I'm not as prolific as some people, but I make a lot of stuff. I've been writing since I was a teenager, coding since I was 14, and I kept a journal online back when you had to do all the updates by hand in the HTML. I wrote a lot of bad poems, a lot of angsty journal entries (as one does at seventeen).
I wish I had all of it, but the truth is I have far less than I'd like. In the early 00s I ended up deleting all my HTML journal entries for reasons I won't get into here, but just to say which spooked me, and which I consider pretty serious. The only reason I have most of them today is because the Wayback machine crawled my sites and saved snapshots of most of the files. I don't have everything (there are missing months, and, tantalizingly, my second roguelike), but I have most of it, and I'm thankful that I do. I'm grateful that the Wayback machine has archives of it. It's a snapshot of an era of my life and being able to go back to it, to see what I was thinking about, worrying about, overreacting about, is incredibly valuable. My younger self was immature, anxious, full of himself. He'd been hurt so bad. At one point, he was barely hanging on. I love him so much, and I wish I had written more, saved more than the incomplete set of files I have.
After the thing that spooked me I wrote more and more in my LiveJournal, in friends-only or private. I saved all this a few years ago too. But that's it: all the other forums, all the stuff I wrote as a teenager, my earlier, broken attempts at roguelikes in Pascal and then C - it's all gone, probably sitting fragmented under a pile of garbage in a landfill in southern Saskatchewan.
We live in an era of cheap and easy online storage. Make a private repo at GitHub. Copy your files to Google Drive, to Dropbox, to One Drive, wherever. But copy them. Because having gone through this myself, over and over and over, I'm here to tell you it never seems important, but if you want to ever come back to it later, you have to save it now.
In the last couple years, going back over my stuff, I got reminded of how one of the horn players in the SSO gave my name to the Okanagan Symphony when they were looking for horn players (!). There was the fall I was moony over C. and V. offered to call her up, email her, anything, just give her some contact info, she'd do it for me (<3). A guestbook message out of the ether from someone in my past who'd hurt me, to say sorry, and which I'd saved in a private LJ entry. And so many other examples, most of which I'd never remember if I hadn't written them down and saved them elsewhere.

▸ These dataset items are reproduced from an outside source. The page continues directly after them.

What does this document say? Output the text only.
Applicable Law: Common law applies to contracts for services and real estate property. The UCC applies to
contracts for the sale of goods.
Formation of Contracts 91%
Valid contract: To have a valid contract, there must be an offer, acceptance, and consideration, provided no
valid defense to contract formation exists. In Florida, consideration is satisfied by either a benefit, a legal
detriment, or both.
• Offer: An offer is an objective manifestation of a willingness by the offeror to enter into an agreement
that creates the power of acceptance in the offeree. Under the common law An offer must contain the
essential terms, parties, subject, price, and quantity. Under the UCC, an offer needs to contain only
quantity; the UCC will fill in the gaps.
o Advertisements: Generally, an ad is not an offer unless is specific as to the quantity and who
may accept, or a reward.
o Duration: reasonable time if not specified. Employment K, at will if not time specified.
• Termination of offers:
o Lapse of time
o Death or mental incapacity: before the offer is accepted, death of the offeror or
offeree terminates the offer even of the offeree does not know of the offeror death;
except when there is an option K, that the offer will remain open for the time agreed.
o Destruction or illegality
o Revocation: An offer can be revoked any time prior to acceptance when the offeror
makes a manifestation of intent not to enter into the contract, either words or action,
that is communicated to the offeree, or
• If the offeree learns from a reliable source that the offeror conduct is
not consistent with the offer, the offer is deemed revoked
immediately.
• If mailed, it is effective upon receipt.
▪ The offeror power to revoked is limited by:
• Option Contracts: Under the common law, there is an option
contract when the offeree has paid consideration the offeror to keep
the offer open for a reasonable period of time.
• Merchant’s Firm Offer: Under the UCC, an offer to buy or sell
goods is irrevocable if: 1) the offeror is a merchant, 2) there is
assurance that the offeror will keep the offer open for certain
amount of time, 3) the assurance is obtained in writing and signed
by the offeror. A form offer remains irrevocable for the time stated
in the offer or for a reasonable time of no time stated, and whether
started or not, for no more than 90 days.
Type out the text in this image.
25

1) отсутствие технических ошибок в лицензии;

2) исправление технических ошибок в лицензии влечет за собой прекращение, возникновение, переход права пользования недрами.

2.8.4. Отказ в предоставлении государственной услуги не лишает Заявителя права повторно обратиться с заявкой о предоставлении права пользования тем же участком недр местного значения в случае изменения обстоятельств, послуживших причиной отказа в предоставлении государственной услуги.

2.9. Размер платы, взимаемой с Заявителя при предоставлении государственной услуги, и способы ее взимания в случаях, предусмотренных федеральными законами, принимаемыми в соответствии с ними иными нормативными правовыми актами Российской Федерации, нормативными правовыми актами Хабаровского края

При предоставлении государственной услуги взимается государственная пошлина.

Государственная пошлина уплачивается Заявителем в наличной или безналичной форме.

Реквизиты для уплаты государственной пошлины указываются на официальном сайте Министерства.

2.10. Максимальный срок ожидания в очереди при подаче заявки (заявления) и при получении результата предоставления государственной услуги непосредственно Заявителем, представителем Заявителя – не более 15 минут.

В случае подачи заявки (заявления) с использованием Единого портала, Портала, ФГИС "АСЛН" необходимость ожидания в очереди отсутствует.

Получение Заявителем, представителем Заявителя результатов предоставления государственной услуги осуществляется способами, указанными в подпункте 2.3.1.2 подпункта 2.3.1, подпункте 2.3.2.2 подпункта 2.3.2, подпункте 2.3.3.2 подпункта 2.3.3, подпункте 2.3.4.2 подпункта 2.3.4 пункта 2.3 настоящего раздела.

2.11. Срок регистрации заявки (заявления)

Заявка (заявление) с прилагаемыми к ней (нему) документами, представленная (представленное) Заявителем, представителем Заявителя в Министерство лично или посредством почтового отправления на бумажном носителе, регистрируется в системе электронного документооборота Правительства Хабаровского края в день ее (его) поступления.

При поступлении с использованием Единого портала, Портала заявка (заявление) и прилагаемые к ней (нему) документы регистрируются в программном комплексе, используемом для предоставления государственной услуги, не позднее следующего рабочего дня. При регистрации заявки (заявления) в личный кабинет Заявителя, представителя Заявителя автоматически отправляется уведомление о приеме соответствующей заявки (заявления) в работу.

As you get older, things recede further and further into the rearview, and it gets harder and harder to remember. It's funny how that works. I used to think I had a good memory, that I had a quick recall. And maybe I did, at one point. We're all cleverest when we're in our late teens, early twenties. Mm, but the truth is, when you're young, everything's happened to you recently. And once it hasn't, it's amazing how quickly things slip.
This is a long post, and I think it may be one of my last cohost posts, though I don't know for sure. cohost's existence always felt pretty tenuous, and the March update didn't help things any. I'm glad Artist's Alley is helping? But it feels like holding a bake sale to try to stop the sale of the local professional sports team. Given that, given the tiny staff and the site's sort of intentionally stunted appeal, it doesn't feel like cohost'll be here much longer. But I've still been here, I guess, for a year and a half. I came here with maybe four or five other writers I knew from Twitter, and I was the only one who stuck.
A year and a half is a long time. It doesn't feel like much, doesn't feel like I've posted that much, or too often, but reviewing my posts, well, it's not just jokey shitposts all the way down. One thing cohost did right was to give people choice as to how they use the site, whether it's closer to LiveJournal or tumblr. I chose the former, hoped more people would too. Didn't happen. Oh well. But as I possibly slip out the back door, before the bar shuts down for good, at least I'll have a record of my time here. And when the lights go off, I hope that holds true for you as well. You're important and what happens to you matters. Write it down. Save it. Your future self will thank you.